Urea is a thermosetting polymer because it undergoes a chemical reaction called cross-linking when heated. This cross-linking process forms strong covalent bonds between the polymer chains, resulting in a rigid and infusible material. Once urea is set, it cannot be melted or reshaped, making it a thermosetting polymer. In contrast, PVC, polythene, and paper are thermoplastic polymers that can be melted and reshaped multiple times without undergoing any chemical changes.

Explanation

Urea is a thermosetting polymer because it undergoes a chemical reaction called cross-linking when heated. This cross-linking process forms strong covalent bonds between the polymer chains, resulting in a rigid and infusible material. Once urea is set, it cannot be melted or reshaped, making it a thermosetting polymer.
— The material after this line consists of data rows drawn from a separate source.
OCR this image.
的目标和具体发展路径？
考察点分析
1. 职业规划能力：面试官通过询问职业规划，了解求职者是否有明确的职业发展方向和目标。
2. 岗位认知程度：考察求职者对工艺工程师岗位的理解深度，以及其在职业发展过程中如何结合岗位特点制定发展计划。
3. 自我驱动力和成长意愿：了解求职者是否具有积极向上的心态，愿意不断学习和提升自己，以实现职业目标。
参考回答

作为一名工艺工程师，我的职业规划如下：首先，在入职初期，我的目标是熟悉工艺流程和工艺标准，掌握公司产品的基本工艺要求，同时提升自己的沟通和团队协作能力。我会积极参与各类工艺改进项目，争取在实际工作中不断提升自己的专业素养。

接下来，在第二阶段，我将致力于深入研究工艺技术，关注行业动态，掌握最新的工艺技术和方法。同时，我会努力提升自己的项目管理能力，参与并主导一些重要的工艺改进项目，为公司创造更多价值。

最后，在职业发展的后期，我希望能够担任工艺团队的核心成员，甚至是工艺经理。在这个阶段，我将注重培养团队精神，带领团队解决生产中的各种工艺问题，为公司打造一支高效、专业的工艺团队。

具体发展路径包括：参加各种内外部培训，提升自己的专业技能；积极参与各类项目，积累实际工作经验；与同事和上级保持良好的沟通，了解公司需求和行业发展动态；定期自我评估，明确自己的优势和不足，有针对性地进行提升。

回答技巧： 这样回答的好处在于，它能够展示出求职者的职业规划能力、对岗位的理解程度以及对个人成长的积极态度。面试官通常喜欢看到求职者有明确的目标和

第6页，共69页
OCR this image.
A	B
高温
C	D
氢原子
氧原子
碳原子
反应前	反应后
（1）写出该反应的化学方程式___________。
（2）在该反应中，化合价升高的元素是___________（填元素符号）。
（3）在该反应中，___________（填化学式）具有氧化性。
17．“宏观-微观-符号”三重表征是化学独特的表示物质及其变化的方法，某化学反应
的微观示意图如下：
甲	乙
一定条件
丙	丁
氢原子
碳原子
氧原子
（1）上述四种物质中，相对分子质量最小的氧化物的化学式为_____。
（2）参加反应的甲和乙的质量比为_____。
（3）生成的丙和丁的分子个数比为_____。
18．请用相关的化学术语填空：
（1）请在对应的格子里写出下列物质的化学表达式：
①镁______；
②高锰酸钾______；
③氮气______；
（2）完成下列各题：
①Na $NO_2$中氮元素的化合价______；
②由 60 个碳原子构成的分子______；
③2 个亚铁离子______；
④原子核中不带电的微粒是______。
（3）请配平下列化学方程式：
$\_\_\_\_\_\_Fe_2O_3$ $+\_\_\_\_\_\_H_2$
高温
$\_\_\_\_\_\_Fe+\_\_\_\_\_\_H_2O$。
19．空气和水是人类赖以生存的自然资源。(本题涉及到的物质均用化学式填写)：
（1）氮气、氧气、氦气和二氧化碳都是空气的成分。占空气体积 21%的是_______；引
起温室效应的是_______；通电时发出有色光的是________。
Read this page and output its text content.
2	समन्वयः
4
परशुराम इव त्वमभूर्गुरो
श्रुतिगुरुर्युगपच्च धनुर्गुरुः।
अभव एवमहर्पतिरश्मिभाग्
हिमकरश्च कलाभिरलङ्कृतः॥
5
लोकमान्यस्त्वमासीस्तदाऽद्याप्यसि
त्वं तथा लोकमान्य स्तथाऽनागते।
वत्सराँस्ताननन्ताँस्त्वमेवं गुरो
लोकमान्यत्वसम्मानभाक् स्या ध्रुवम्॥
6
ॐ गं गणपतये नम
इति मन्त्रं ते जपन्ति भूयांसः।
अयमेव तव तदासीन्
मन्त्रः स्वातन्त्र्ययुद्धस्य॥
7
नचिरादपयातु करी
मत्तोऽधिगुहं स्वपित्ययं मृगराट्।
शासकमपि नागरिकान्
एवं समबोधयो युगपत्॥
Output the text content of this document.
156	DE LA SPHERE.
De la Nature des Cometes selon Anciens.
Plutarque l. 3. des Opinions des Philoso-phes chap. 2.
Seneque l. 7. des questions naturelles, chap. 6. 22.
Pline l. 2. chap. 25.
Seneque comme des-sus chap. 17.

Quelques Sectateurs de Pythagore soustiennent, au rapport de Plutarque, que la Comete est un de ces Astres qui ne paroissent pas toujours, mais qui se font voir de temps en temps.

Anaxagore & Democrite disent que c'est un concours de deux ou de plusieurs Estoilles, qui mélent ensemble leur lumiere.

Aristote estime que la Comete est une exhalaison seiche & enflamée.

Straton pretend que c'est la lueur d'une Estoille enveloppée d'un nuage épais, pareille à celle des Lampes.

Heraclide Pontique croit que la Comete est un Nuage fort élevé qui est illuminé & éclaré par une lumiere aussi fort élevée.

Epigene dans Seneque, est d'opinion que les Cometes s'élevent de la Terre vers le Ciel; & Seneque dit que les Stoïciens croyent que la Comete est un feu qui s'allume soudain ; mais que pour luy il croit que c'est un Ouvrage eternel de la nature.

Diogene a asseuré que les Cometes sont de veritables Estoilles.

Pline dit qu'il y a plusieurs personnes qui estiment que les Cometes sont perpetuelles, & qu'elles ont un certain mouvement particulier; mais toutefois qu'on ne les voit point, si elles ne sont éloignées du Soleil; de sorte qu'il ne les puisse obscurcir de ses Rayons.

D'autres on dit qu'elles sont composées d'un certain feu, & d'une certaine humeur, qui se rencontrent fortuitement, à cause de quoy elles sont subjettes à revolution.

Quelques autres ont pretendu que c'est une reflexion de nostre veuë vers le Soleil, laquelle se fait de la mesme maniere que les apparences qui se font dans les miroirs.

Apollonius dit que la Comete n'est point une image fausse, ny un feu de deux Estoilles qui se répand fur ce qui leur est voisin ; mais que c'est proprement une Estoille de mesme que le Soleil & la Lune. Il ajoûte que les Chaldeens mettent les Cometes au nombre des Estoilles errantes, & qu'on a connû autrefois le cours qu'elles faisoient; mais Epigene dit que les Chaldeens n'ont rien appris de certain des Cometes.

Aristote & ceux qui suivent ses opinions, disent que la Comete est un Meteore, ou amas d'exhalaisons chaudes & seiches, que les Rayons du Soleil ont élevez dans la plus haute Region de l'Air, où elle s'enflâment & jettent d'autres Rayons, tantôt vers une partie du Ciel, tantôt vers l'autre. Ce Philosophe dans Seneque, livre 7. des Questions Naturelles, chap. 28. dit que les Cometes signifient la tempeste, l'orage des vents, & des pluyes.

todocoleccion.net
In contrast, PVC, polythene, and paper are thermoplastic polymers that can be melted and reshaped multiple times without undergoing any chemical changes.

47. Calculate the emf of the following cell at 25°C:

0.71 V

0.41 V

0.51 V

0.61 V

The emf of a cell is the maximum potential difference that the cell can produce. In this case, the given answer of 0.61 V is the highest value among the options provided. Therefore, it is the most likely value for the emf of the cell at 25°C.

Explanation

The emf of a cell is the maximum potential difference that the cell can produce. In this case, the given answer of 0.61 V is the highest value among the options provided. Therefore, it is the most likely value for the emf of the cell at 25°C.

48. Which of the following do not form colloidal sols?

Lyophilic sols

Lyophobic sols

Emulsions

Multimolecular sols

Lyophobic sols do not form colloidal sols. Lyophobic sols are formed by substances that do not have an affinity for the dispersion medium, resulting in poor dispersion and stability. On the other hand, lyophilic sols, emulsions, and multimolecular sols can all form colloidal sols. Lyophilic sols are formed by substances that have a strong affinity for the dispersion medium, emulsions are a type of colloidal sol formed by the dispersion of one liquid in another immiscible liquid, and multimolecular sols are formed by the aggregation of small molecules or ions in a dispersion medium.

Explanation

Lyophobic sols do not form colloidal sols. Lyophobic sols are formed by substances that do not have an affinity for the dispersion medium, resulting in poor dispersion and stability. On the other hand, lyophilic sols, emulsions, and multimolecular sols can all form colloidal sols. Lyophilic sols are formed by substances that have a strong affinity for the dispersion medium, emulsions are a type of colloidal sol formed by the dispersion of one liquid in another immiscible liquid, and multimolecular sols are formed by the aggregation of small molecules or ions in a dispersion medium.

49. Which of the following gases cannot be prepared from chlorine gas?

Phosgene gas

Tear gas

Carbon dioxide

not-available-via-ai

Explanation

not-available-via-ai

50. Gold sol is an example of?

Lyophobic sols

Macromolecular colloids

Emulsions

Gold sol is an example of a macromolecular colloid. Macromolecular colloids are colloidal systems where the dispersed phase consists of large molecules or polymers. In the case of gold sol, the dispersed phase is made up of gold nanoparticles, which are considered macromolecules due to their size. These particles are stably dispersed in a liquid medium, forming a colloidal solution. Therefore, gold sol falls under the category of macromolecular colloids.

Explanation

Gold sol is an example of a macromolecular colloid. Macromolecular colloids are colloidal systems where the dispersed phase consists of large molecules or polymers. In the case of gold sol, the dispersed phase is made up of gold nanoparticles, which are considered macromolecules due to their size. These particles are stably dispersed in a liquid medium, forming a colloidal solution. Therefore, gold sol falls under the category of macromolecular colloids.